In November, the Office for Tax Simplification released a report commissioned by Chancellor Rishi Sunak on capital gains tax. Among other conclusions, the organisation found the tax – levied at 10% for basic-rate taxpayers and 20% for higher-rate taxpayers – could be doubled if it were brought in line with income tax.
Adams says: "The general consensus is that tax rates will go up, and possibly materially, but no one is sure. These potential tax changes are not driving multi-billion-pound transactions, but in the mid-market, people will be thinking about it. If you have not started a process by the end of November or the start of December, though, it is probably too late."
The increase in activity could also be due to GPs successfully adapting to new ways of working. Harper says: "We are seeing lots of investment opportunities, we are getting our message across to management teams and we are doing due diligence in a slightly different, but no less effective way. Ultimately there is no substitute for face-to-face contact, but in the meantime, people do not stop doing things, even when you have a big shock to the system."
3i's Howard agrees: "There will be a long-term impact on working habits as a result of Covid-19, which has accelerated an understanding within organisations about how flexible they can be and, on an individual level, how productive one can be in different locations."
Some GPs may have even improved some functions as a result of the changes.
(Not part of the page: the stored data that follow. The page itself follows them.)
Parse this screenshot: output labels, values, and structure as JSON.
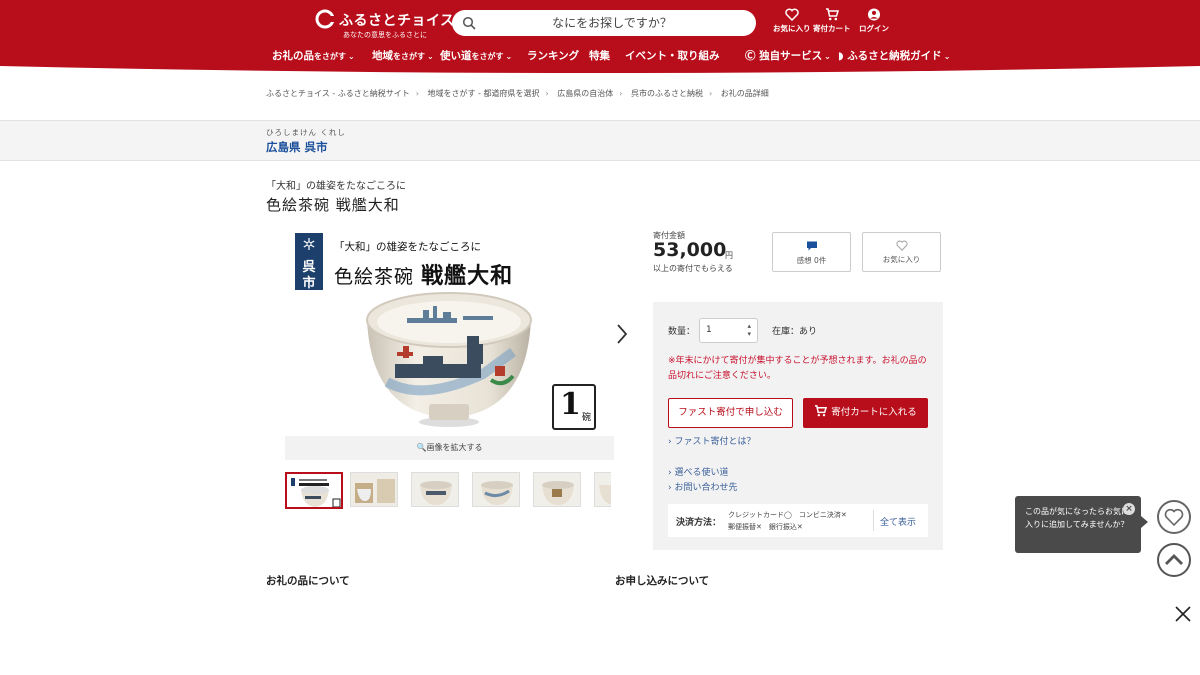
{
  "colors": {
    "brand_red": "#b80d1a",
    "link_blue": "#3a5f9a",
    "area_blue": "#1a4f9c",
    "warn_red": "#c8102e"
  },
  "header": {
    "logo_text": "ふるさとチョイス",
    "logo_sub": "あなたの意思をふるさとに",
    "search_placeholder": "なにをお探しですか？",
    "favorites": "お気に入り",
    "cart": "寄付カート",
    "login": "ログイン"
  },
  "nav": {
    "items": [
      {
        "main": "お礼の品",
        "small": "をさがす"
      },
      {
        "main": "地域",
        "small": "をさがす"
      },
      {
        "main": "使い道",
        "small": "をさがす"
      },
      {
        "main": "ランキング",
        "small": ""
      },
      {
        "main": "特集",
        "small": ""
      },
      {
        "main": "イベント・取り組み",
        "small": ""
      }
    ],
    "service": "独自サービス",
    "guide": "ふるさと納税ガイド"
  },
  "breadcrumb": [
    "ふるさとチョイス - ふるさと納税サイト",
    "地域をさがす - 都道府県を選択",
    "広島県の自治体",
    "呉市のふるさと納税",
    "お礼の品詳細"
  ],
  "area": {
    "kana": "ひろしまけん くれし",
    "name": "広島県 呉市"
  },
  "product": {
    "catch": "「大和」の雄姿をたなごころに",
    "title": "色絵茶碗 戦艦大和",
    "image": {
      "badge_line1": "呉",
      "badge_line2": "市",
      "sub": "「大和」の雄姿をたなごころに",
      "title_a": "色絵茶碗",
      "title_b": "戦艦大和",
      "qty_num": "1",
      "qty_unit": "碗"
    },
    "zoom_label": "🔍画像を拡大する",
    "thumbnail_count": 6
  },
  "price": {
    "label": "寄付金額",
    "amount": "53,000",
    "unit": "円",
    "note": "以上の寄付でもらえる"
  },
  "reviews_button": "感想 0件",
  "favorite_button": "お気に入り",
  "order": {
    "qty_label": "数量：",
    "qty_value": "1",
    "stock": "在庫：あり",
    "warning": "※年末にかけて寄付が集中することが予想されます。お礼の品の品切れにご注意ください。",
    "fast_button": "ファスト寄付で申し込む",
    "cart_button": "寄付カートに入れる",
    "fast_link": "› ファスト寄付とは？",
    "usage_link": "› 選べる使い道",
    "contact_link": "› お問い合わせ先",
    "payment_label": "決済方法：",
    "payment_line1": "クレジットカード◯　コンビニ決済✕",
    "payment_line2": "郵便振替✕　銀行振込✕",
    "payment_all": "全て表示"
  },
  "sections": {
    "about": "お礼の品について",
    "apply": "お申し込みについて"
  },
  "tooltip": {
    "text": "この品が気になったらお気に入りに追加してみませんか？"
  },
  "icons": [
    "logo-icon",
    "search-icon",
    "heart-icon",
    "cart-icon",
    "user-icon",
    "chat-icon",
    "chevron-right-icon",
    "arrow-up-icon",
    "close-icon",
    "snowflake-icon"
  ]
}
Adams says: "In a process, PE buyers have become dramatically more efficient and faster. Some houses have become real execution machines because they have decided they are not going to bid for lots of assets, but rather focus on going more aggressively at a smaller number of assets, which are exactly what they are looking for. We have seen some processes complete in four months where it might have taken six months or more previously."